Aux îles, à Royale, le commandant (Lagarade) disait au Dr Rousseau : « Ce Jacob, avec son regard, me fait peur. C’est Lucifer ». Rousseau en rigolait avec moi.
A ma libération, ma pauvre mère aimait à me présenter à ses amis. Pour lui faire plaisir, j’acceptais mais quelle corvée. Je ne pouvais pourtant pas mettre mes yeux dans ma poche. Au début, en entrant, je baissais bien un peu les volets mais, dès qu’ils s’ouvraient, je tapais dans l’œil d’une femme et cela sans la moindre intention de ma part. C’est bien simple, dans le même mois, ma mère reçut trois demandes en mariage. Et les autres, vexées de mon indifférence, me traitaient de satire. La maman était fière, contente du succès féminin de son fils. Mais moi, j’en étais excédé. A l’atelier, même jeu avec bon nombre d’ouvrières. Dans le métro, j’aurais fait plus de dix touches tous les jours si telles avaient été mes intentions, mon désir.
Sur le voyage, aux marché, j’avais beau surveillé le jeu des paupières, je remarquai toujours des défaillances dès que le ressort des paupières jouait et que le venin fusait. Il serait trop long de te narrer les avatars que ce magnétisme a suscités. Mais cela est peu de chose au regard de ce qu’il advint lorsque j’avais des relations sexuelles avec une femme. En sorte que, en plus de ce magnétisme de malheur, très souvent je ne pouvais pas me séparer de ma partenaire.
Souvenirs de Jo Attia (dans Jean Marcilly, Vie et mort d’un caïd, Fayard, 1977)
Ce type, malgré son âge, j’étais fasciné par ses yeux, des quinquets de môme, éblouissants de richesses, tellement brillants que … Là, le « grand » Jo Attia fit une pose rêveuse puis reprit dans un sourire émerveillé : Que … tu vois, rien qu’à les regarder, tu te laisser aller au vol à l’étalage.
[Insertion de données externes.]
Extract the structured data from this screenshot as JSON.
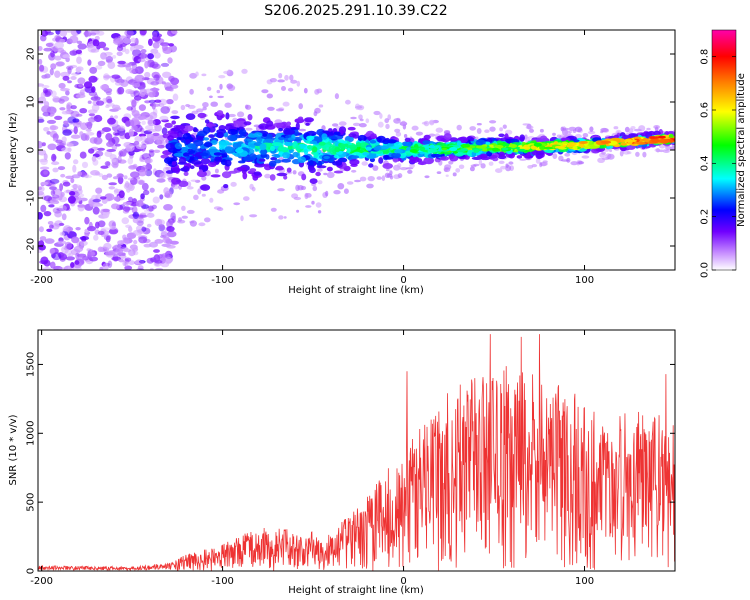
{
  "figure": {
    "title": "S206.2025.291.10.39.C22"
  },
  "chart_data": [
    {
      "type": "heatmap",
      "title": "S206.2025.291.10.39.C22",
      "xlabel": "Height of straight line (km)",
      "ylabel": "Frequency (Hz)",
      "xlim": [
        -202,
        150
      ],
      "ylim": [
        -25,
        25
      ],
      "x_ticks": [
        -200,
        -100,
        0,
        100
      ],
      "y_ticks": [
        -20,
        -10,
        0,
        10,
        20
      ],
      "x_tick_labels": [
        "-200",
        "-100",
        "0",
        "100"
      ],
      "y_tick_labels": [
        "-20",
        "-10",
        "0",
        "10",
        "20"
      ],
      "colorbar": {
        "label": "Normalized spectral amplitude",
        "range": [
          0,
          0.9
        ],
        "ticks": [
          0,
          0.2,
          0.4,
          0.6,
          0.8
        ],
        "tick_labels": [
          "0.0",
          "0.2",
          "0.4",
          "0.6",
          "0.8"
        ],
        "colormap": [
          "#ffffff",
          "#c890ff",
          "#7000ff",
          "#0000ff",
          "#00ffff",
          "#00ff00",
          "#ffff00",
          "#ff8000",
          "#ff0000",
          "#ff00aa"
        ]
      },
      "band_center_hz": [
        {
          "x": -125,
          "y": 0
        },
        {
          "x": -100,
          "y": 1
        },
        {
          "x": -50,
          "y": 0.5
        },
        {
          "x": 0,
          "y": 0
        },
        {
          "x": 50,
          "y": 0.5
        },
        {
          "x": 100,
          "y": 1
        },
        {
          "x": 150,
          "y": 2.5
        }
      ],
      "band_halfwidth_hz": [
        {
          "x": -125,
          "y": 9
        },
        {
          "x": -100,
          "y": 9
        },
        {
          "x": -50,
          "y": 8
        },
        {
          "x": -25,
          "y": 5
        },
        {
          "x": 0,
          "y": 3.5
        },
        {
          "x": 50,
          "y": 3
        },
        {
          "x": 100,
          "y": 2
        },
        {
          "x": 150,
          "y": 1.5
        }
      ],
      "noise_region_km": [
        -202,
        -130
      ]
    },
    {
      "type": "line",
      "xlabel": "Height of straight line (km)",
      "ylabel": "SNR (10 * v/v)",
      "xlim": [
        -202,
        150
      ],
      "ylim": [
        0,
        1750
      ],
      "x_ticks": [
        -200,
        -100,
        0,
        100
      ],
      "y_ticks": [
        0,
        500,
        1000,
        1500
      ],
      "x_tick_labels": [
        "-200",
        "-100",
        "0",
        "100"
      ],
      "y_tick_labels": [
        "0",
        "500",
        "1000",
        "1500"
      ],
      "series": [
        {
          "name": "SNR",
          "color": "#ee3333",
          "envelope": [
            {
              "x": -202,
              "y": 40
            },
            {
              "x": -150,
              "y": 30
            },
            {
              "x": -130,
              "y": 60
            },
            {
              "x": -120,
              "y": 120
            },
            {
              "x": -100,
              "y": 200
            },
            {
              "x": -80,
              "y": 320
            },
            {
              "x": -60,
              "y": 300
            },
            {
              "x": -40,
              "y": 280
            },
            {
              "x": -20,
              "y": 550
            },
            {
              "x": 0,
              "y": 900
            },
            {
              "x": 20,
              "y": 1250
            },
            {
              "x": 40,
              "y": 1450
            },
            {
              "x": 60,
              "y": 1500
            },
            {
              "x": 80,
              "y": 1400
            },
            {
              "x": 100,
              "y": 1250
            },
            {
              "x": 120,
              "y": 1150
            },
            {
              "x": 150,
              "y": 1200
            }
          ],
          "peaks": [
            {
              "x": 2,
              "y": 1450
            },
            {
              "x": 48,
              "y": 1720
            },
            {
              "x": 65,
              "y": 1700
            },
            {
              "x": 75,
              "y": 1720
            },
            {
              "x": 145,
              "y": 1430
            }
          ]
        }
      ]
    }
  ]
}
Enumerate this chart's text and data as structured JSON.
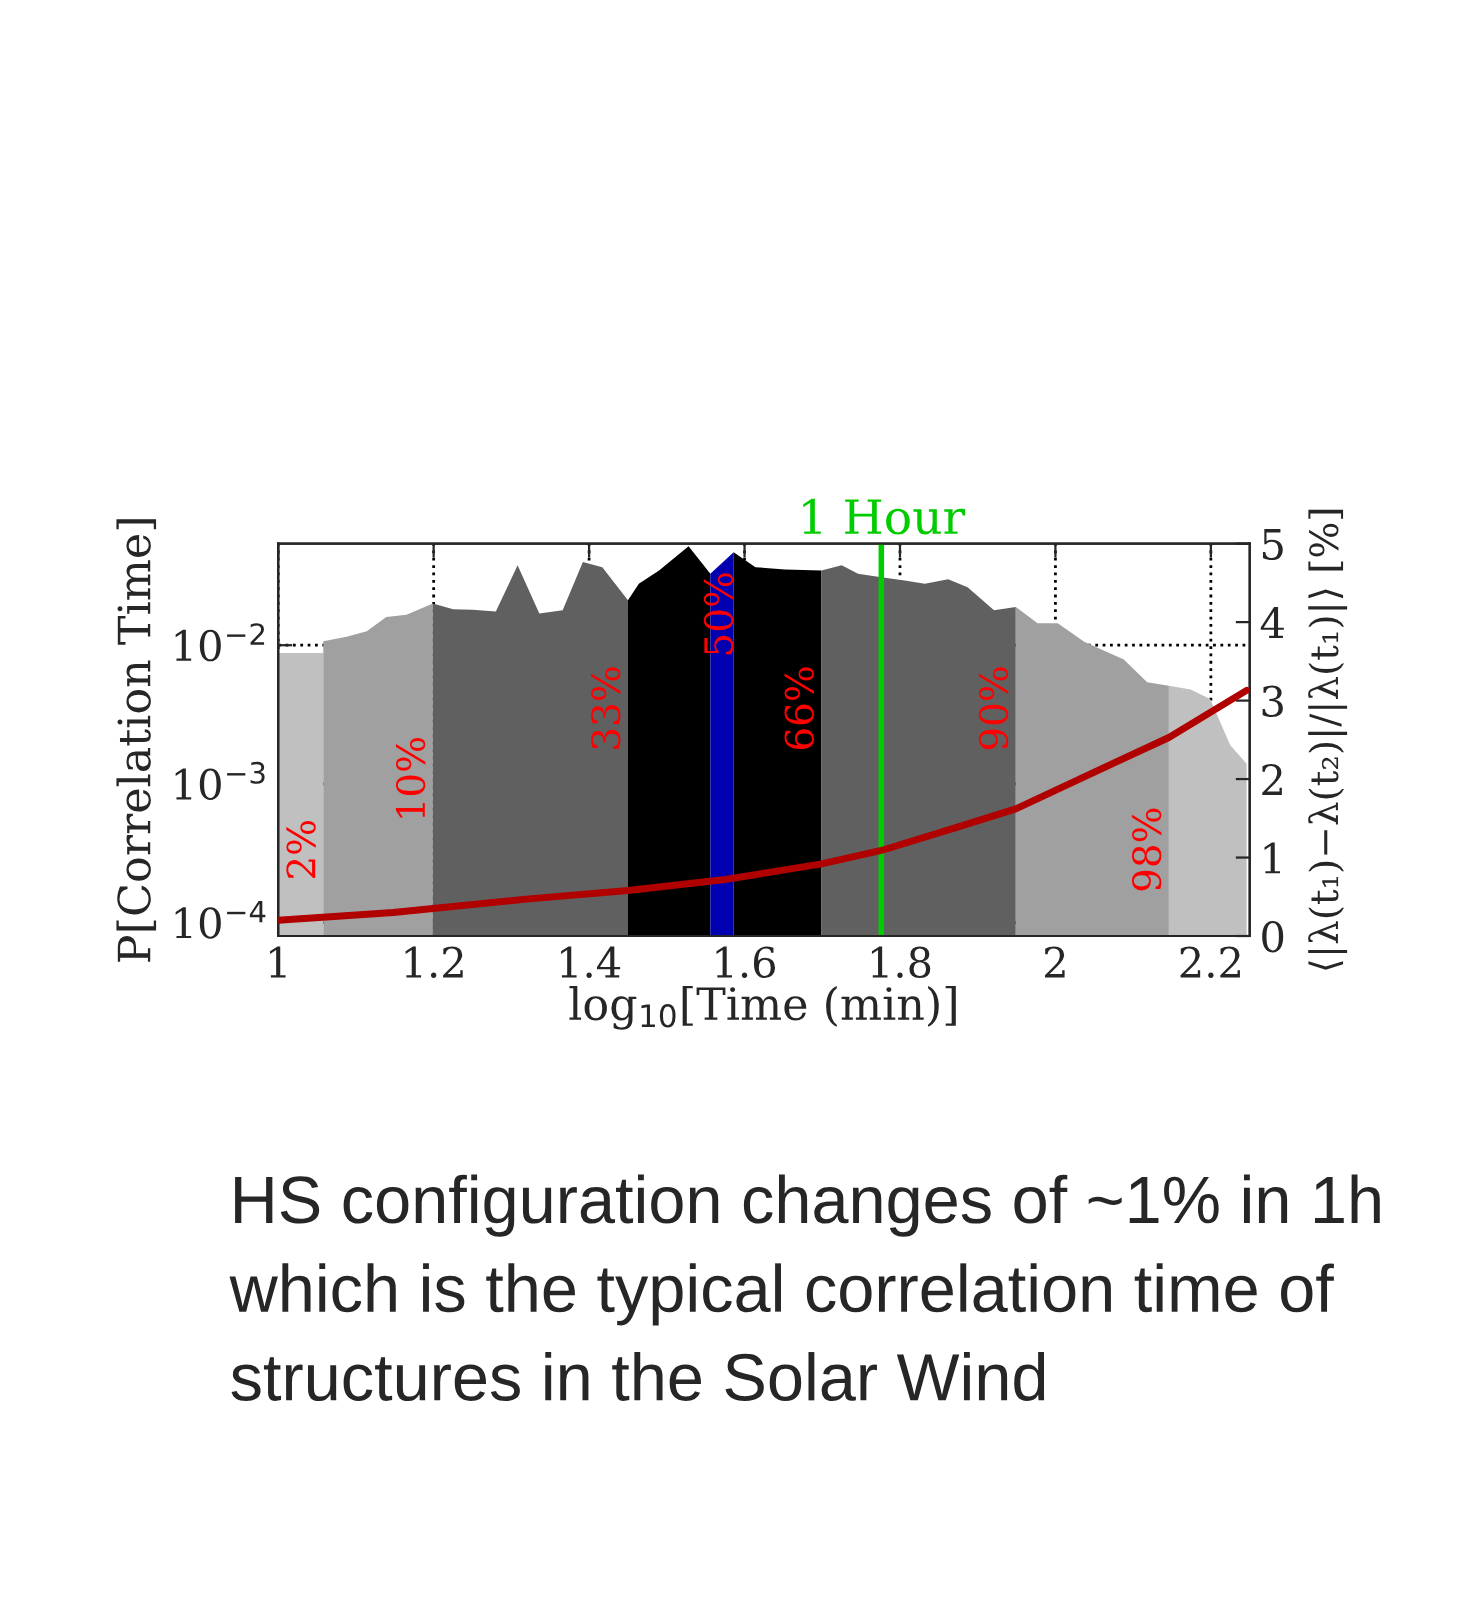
{
  "chart_data": {
    "type": "area",
    "xlabel": "log$_{10}$[Time (min)]",
    "ylabel": "P[Correlation Time]",
    "y2label": "⟨|λ(t₁)−λ(t₂)|/|λ(t₁)|⟩ [%]",
    "log": "y",
    "grid": true,
    "xlim": [
      1,
      2.25
    ],
    "xticks": [
      1,
      1.2,
      1.4,
      1.6,
      1.8,
      2,
      2.2
    ],
    "ylim": [
      8e-05,
      0.054
    ],
    "yticks": [
      {
        "value": 0.0001,
        "label": "10$^{−4}$"
      },
      {
        "value": 0.001,
        "label": "10$^{−3}$"
      },
      {
        "value": 0.01,
        "label": "10$^{−2}$"
      }
    ],
    "y2lim": [
      0,
      5
    ],
    "y2ticks": [
      0,
      1,
      2,
      3,
      4,
      5
    ],
    "series": [
      {
        "color": "#c0c0c0",
        "x": [
          1.0,
          1.058
        ],
        "values": [
          0.0088,
          0.0088
        ]
      },
      {
        "color": "#a0a0a0",
        "x": [
          1.058,
          1.088,
          1.114,
          1.139,
          1.165,
          1.199
        ],
        "values": [
          0.0107,
          0.0115,
          0.0126,
          0.016,
          0.0166,
          0.02
        ]
      },
      {
        "color": "#606060",
        "x": [
          1.199,
          1.225,
          1.25,
          1.28,
          1.308,
          1.336,
          1.366,
          1.392,
          1.417,
          1.45
        ],
        "values": [
          0.02,
          0.0182,
          0.018,
          0.0175,
          0.0377,
          0.0169,
          0.0179,
          0.0398,
          0.0365,
          0.0211
        ]
      },
      {
        "color": "#000000",
        "x": [
          1.45,
          1.464,
          1.49,
          1.528,
          1.556
        ],
        "values": [
          0.0211,
          0.0277,
          0.0346,
          0.0518,
          0.0327
        ]
      },
      {
        "color": "#0000b0",
        "x": [
          1.556,
          1.586
        ],
        "values": [
          0.0327,
          0.0469
        ]
      },
      {
        "color": "#000000",
        "x": [
          1.586,
          1.614,
          1.652,
          1.699
        ],
        "values": [
          0.0469,
          0.0365,
          0.0352,
          0.0346
        ]
      },
      {
        "color": "#606060",
        "x": [
          1.699,
          1.725,
          1.746,
          1.776,
          1.806,
          1.832,
          1.862,
          1.887,
          1.921,
          1.949
        ],
        "values": [
          0.0346,
          0.0377,
          0.0327,
          0.0309,
          0.0293,
          0.0277,
          0.0299,
          0.0262,
          0.0179,
          0.0189
        ]
      },
      {
        "color": "#a0a0a0",
        "x": [
          1.949,
          1.977,
          2.003,
          2.037,
          2.088,
          2.118,
          2.146
        ],
        "values": [
          0.0189,
          0.0144,
          0.0144,
          0.0106,
          0.0079,
          0.0054,
          0.0051
        ]
      },
      {
        "color": "#c0c0c0",
        "x": [
          2.146,
          2.174,
          2.199,
          2.225,
          2.246
        ],
        "values": [
          0.0051,
          0.0048,
          0.0041,
          0.0019,
          0.0014
        ]
      },
      {
        "type": "line",
        "axis": "y2",
        "color": "#b00000",
        "x": [
          1.0,
          1.148,
          1.319,
          1.45,
          1.575,
          1.699,
          1.776,
          1.875,
          1.949,
          2.046,
          2.146,
          2.246
        ],
        "values": [
          0.2,
          0.3,
          0.47,
          0.58,
          0.72,
          0.92,
          1.09,
          1.39,
          1.62,
          2.07,
          2.53,
          3.13
        ]
      }
    ],
    "ref_lines": [
      {
        "axis": "x",
        "value": 1.776,
        "label": "1 Hour",
        "color": "#00cc00"
      }
    ],
    "annotations": [
      "2%",
      "10%",
      "33%",
      "50%",
      "66%",
      "90%",
      "98%",
      "HS configuration changes of ~1% in 1h which is the typical correlation time of structures in the Solar Wind"
    ]
  }
}
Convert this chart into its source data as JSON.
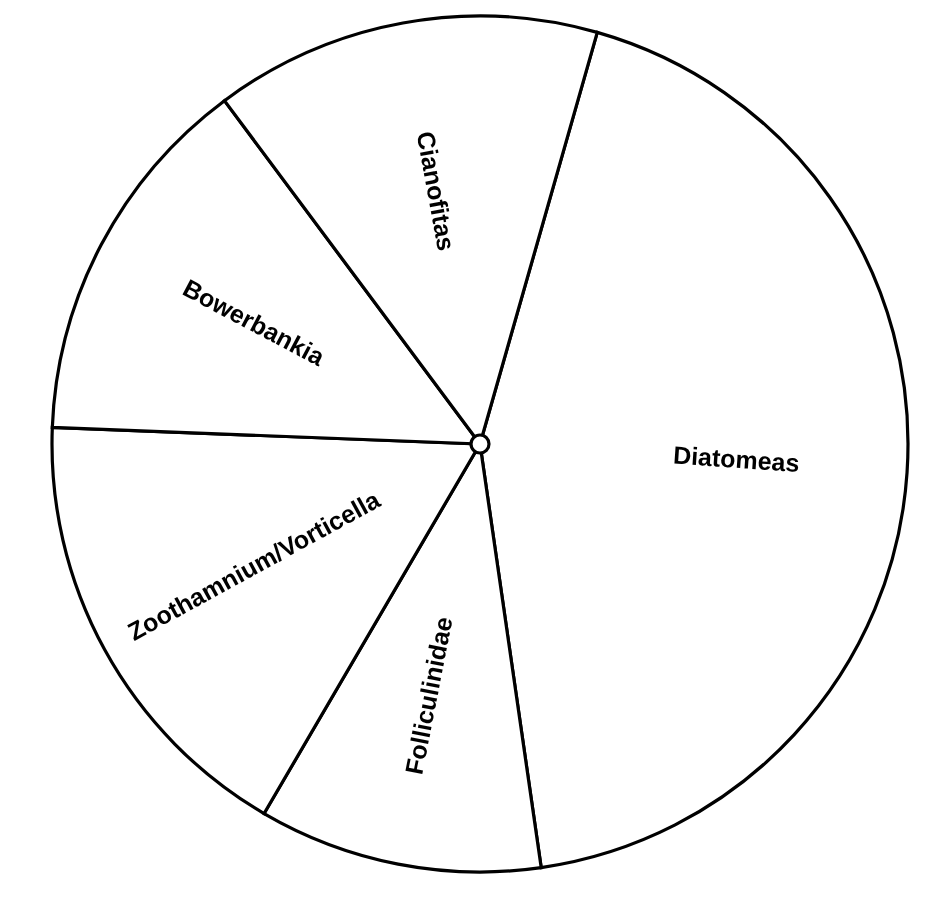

Lettre de Rolland Hénault, 3 mai 2001
Mme Bougnoux, personne très instruite et très intelligente, que j’ai connue, et qui fut institutrice à Reuilly : « Ce qui me frappait, c’était son regard, on ne peut pas le décrire, il y avait quelque chose d’insaisissable, de très profond, de très mystérieux, il dégageait une puissance inhabituelle ».
Entretien avec Madeleine BRISELANCE Montreuil, le 19 février 2002
Je devais avoir au moins entre douze et quatorze ans parce que je faisais les marchés avec mes parents. Il m’intriguait avec son regard tout à fait exceptionnel. Il n’y a qu’un homme qui m’a rappelé cette force dans le visage et dans le regard surtout. C’est un artiste de cinéma qui s’appelle Charles Denner. Evidemment celui-ci n’avait pas la stature mais il avait le même regard gênant, tellement profond. Avec Jacob, on était presque gêné par un regard pareil. Je l’admirais à cause de cette tête extraordinaire qu’il avait, ses cheveux tout blancs, son regard incroyable et son accent.